The two men, who serve together as members of the University of California Board of Regents, have often clashed on issues before the board, including affirmative action. Connerly, who opposes affirmative action, was the leading proponent of Proposition 209, the successful 1996 initiative to end race- and gender-based affirmative action in government and education in the state.

Bustamante supports affirmative action.

In the 60-second spot, Connerly notes that Bustamante, who had said he would not enter the race to replace Davis in the recall, later changed his mind.

"Three months ago, Cruz pledged that he would not appear on the recall ballot," Connerly states. "Now he's on it. Do you really want to believe what Cruz Bustamante tells you about Proposition 54? Or are you tired of racial and ethnic politics and want to send the politicians a message to knock it off?"

Richie Ross, a campaign consultant for Bustamante, denounced the ads.

"This is clearly inflammatory race-baiting on a part of a guy who's pretending that he's for a colorblind society," he said.
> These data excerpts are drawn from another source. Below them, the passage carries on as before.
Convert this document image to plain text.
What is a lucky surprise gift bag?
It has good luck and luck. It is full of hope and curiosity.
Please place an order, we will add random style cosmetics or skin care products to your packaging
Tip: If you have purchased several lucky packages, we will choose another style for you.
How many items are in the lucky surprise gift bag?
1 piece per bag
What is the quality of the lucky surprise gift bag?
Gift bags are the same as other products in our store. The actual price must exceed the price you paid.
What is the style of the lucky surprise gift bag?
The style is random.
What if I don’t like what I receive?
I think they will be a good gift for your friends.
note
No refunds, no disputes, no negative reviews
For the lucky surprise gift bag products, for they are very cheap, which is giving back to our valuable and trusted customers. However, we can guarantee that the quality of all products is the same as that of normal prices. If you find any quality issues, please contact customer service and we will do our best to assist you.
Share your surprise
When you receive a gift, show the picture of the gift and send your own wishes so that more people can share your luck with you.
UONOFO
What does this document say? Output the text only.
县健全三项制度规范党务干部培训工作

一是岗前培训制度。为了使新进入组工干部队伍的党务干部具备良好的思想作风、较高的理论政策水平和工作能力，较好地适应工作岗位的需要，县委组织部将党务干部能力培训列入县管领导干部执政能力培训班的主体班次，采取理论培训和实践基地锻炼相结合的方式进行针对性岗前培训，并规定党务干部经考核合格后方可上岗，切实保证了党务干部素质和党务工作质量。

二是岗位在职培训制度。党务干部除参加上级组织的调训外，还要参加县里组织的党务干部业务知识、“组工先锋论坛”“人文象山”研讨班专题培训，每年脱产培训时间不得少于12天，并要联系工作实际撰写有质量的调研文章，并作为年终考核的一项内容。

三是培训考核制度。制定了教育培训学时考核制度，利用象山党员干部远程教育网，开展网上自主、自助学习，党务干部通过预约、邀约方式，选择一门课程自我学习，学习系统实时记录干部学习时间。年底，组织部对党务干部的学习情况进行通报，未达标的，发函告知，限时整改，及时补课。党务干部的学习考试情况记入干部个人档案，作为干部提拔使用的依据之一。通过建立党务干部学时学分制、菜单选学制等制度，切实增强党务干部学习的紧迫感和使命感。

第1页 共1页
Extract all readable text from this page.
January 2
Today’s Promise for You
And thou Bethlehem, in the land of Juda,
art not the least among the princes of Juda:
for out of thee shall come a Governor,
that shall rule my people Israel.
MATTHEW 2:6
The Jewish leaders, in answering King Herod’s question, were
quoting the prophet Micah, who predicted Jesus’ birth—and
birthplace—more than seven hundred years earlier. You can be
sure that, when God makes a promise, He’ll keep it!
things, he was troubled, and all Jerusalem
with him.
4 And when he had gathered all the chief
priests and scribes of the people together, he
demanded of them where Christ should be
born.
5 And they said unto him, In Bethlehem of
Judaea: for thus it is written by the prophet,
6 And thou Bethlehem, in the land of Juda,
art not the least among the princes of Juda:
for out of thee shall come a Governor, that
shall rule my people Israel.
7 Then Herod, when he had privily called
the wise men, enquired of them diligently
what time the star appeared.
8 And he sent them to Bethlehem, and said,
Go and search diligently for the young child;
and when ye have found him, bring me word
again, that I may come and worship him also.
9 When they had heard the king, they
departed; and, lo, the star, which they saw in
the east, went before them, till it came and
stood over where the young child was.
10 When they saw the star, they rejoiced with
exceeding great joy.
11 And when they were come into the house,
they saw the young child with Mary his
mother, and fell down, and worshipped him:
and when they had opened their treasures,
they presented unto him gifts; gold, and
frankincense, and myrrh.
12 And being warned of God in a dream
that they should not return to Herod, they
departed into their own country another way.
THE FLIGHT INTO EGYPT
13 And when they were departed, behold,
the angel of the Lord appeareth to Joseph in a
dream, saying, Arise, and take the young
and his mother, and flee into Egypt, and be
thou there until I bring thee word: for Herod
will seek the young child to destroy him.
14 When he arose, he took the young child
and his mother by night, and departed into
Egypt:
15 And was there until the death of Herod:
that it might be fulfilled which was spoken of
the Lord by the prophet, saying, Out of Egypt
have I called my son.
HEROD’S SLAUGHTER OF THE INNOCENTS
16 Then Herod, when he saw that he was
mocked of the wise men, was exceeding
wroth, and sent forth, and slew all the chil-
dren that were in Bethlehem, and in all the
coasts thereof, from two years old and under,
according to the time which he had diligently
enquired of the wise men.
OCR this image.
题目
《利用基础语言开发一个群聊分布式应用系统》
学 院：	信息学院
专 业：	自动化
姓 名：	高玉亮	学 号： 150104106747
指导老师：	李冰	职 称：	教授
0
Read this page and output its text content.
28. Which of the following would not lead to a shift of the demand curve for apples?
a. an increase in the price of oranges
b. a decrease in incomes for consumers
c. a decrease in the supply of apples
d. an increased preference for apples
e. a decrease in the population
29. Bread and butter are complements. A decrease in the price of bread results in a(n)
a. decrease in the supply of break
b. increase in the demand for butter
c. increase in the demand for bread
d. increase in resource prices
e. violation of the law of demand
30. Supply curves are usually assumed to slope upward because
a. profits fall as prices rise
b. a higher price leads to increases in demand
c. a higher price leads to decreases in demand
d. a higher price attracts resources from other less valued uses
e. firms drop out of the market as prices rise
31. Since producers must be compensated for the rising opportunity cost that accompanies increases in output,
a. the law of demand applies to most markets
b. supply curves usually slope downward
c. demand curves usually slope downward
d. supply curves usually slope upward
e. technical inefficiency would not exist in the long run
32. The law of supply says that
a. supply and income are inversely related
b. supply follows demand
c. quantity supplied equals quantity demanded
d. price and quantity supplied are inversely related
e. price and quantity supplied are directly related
He said the opponents' ads would begin airing next week.

Justin Jones, spokesman for the Yes on Proposition 54 campaign, said the ads would air "several times a day" on radio stations KFI-AM (640) in Los Angeles and KFBK-AM (1530) in Sacramento. He declined to say what amount was spent on the ad.

It was paid for by the proposition's sponsor, the American Civil Rights Coalition, which is Connerly's nonprofit organization, and by the late Joseph Coors, the Colorado beer baron who died in March.